The essay opens with a discussion (using both medieval dream theory and psychoanalysis) of the Wife of Bath’s words to her prospective fifth husband, that the previous night she had dreamed of him and that her bed ‘was ful of verray blood’. Zeeman then name-checks central elements of Freud’s Interpreting Dreams, emphasising Freud’s sense that many of the features he identified in dreams are also to be found in the artwork and the literary text. She also reviews Lacan’s re-articulation of Freud’s dream theory in terms of the law of the signifier and the fact that the dreamer ‘does not even know where to pretend to be its organiser’: the dream channels desire, but may also, through its slippages and missed encounters, reveal something more traumatic, an ‘it shows‘. Zeeman notes Lacan’s obsession with Freud’s ‘dream of the burning child’. She goes on to point out the parallels between Freud’s dream theory and the literary-dream theory of the Middle Ages, noting their joint emphasis on the visual image and the contrasting role of language, and a shared preoccupation with questions about the dream’s interpretation, and its origins in the culturally and linguistically imbricated subject.
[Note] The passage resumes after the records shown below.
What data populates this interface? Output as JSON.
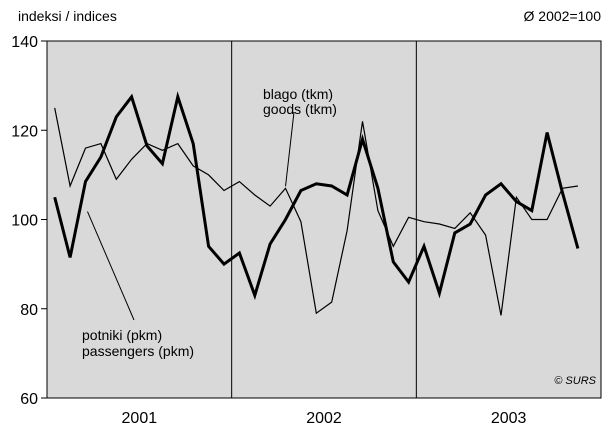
{
  "chart_data": {
    "type": "line",
    "ylabel": "indeksi / indices",
    "reference_note": "Ø 2002=100",
    "copyright": "© SURS",
    "ylim": [
      60,
      140
    ],
    "yticks": [
      60,
      80,
      100,
      120,
      140
    ],
    "year_labels": [
      "2001",
      "2002",
      "2003"
    ],
    "months_per_year": 12,
    "plot_background": "#d9d9d9",
    "series": [
      {
        "name": "goods",
        "label_lines": [
          "blago (tkm)",
          "goods (tkm)"
        ],
        "color": "#000000",
        "weight": "thin",
        "values": [
          125,
          107.5,
          116,
          117,
          109,
          113.5,
          117,
          115.5,
          117,
          112,
          110,
          106.5,
          108.5,
          105.5,
          103,
          107,
          99.5,
          79,
          81.5,
          97.5,
          122,
          102,
          94,
          100.5,
          99.5,
          99,
          98,
          101.5,
          96.5,
          78.5,
          105,
          100,
          100,
          107,
          107.5
        ]
      },
      {
        "name": "passengers",
        "label_lines": [
          "potniki (pkm)",
          "passengers (pkm)"
        ],
        "color": "#000000",
        "weight": "thick",
        "values": [
          105,
          91.5,
          108.5,
          114,
          123,
          127.5,
          116.5,
          112.5,
          127.5,
          117,
          94,
          90,
          92.5,
          83,
          94.5,
          100,
          106.5,
          108,
          107.5,
          105.5,
          118,
          107,
          90.5,
          86,
          94,
          83.5,
          97,
          99,
          105.5,
          108,
          104,
          102,
          119.5,
          106,
          93.5
        ]
      }
    ]
  }
}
Zeeman then discusses three medieval dream poems. She draws on well-established psychoanalytic readings of medieval love poetry to show how Guillaume de Lorris’s Romance of the Rose moves between the language of voluntarism and involuntarism, of pleasure and violence, and the contrasting claims of subjectivity and the desire of the Other. She also discusses how the poem’s recognition of the secondary and substitutive nature of the object of desire is graphically replayed in the pornographic fetishism of Jean de Meun’s continuation. Zeeman then revisits the arguments of her book on PPl, noting the repeated process by which apparently virtuous desire gets diverted onto lesser objects, resulting in scenes of aggressive critique and narrative breakdown. This time, however, she reads these moments in terms of fetishism and the refusal to recognise the divagatory work of desire, arguing that the real problem with even virtuous phenomena is that ‘they masquerade as the ends of desire’. Finally, Zeeman considers Chaucer’s House of Fame, one of his comedic treatments of desire and loss. Noting the humour of Lacan’s ‘sardine can’ discussion of the gaze, she argues that for both Dido and Geffrey, the discomforting effect of being seen, criticised and even laughed at from a position that they cannot properly grasp or understand, involves something akin to noticing oneself within the gaze.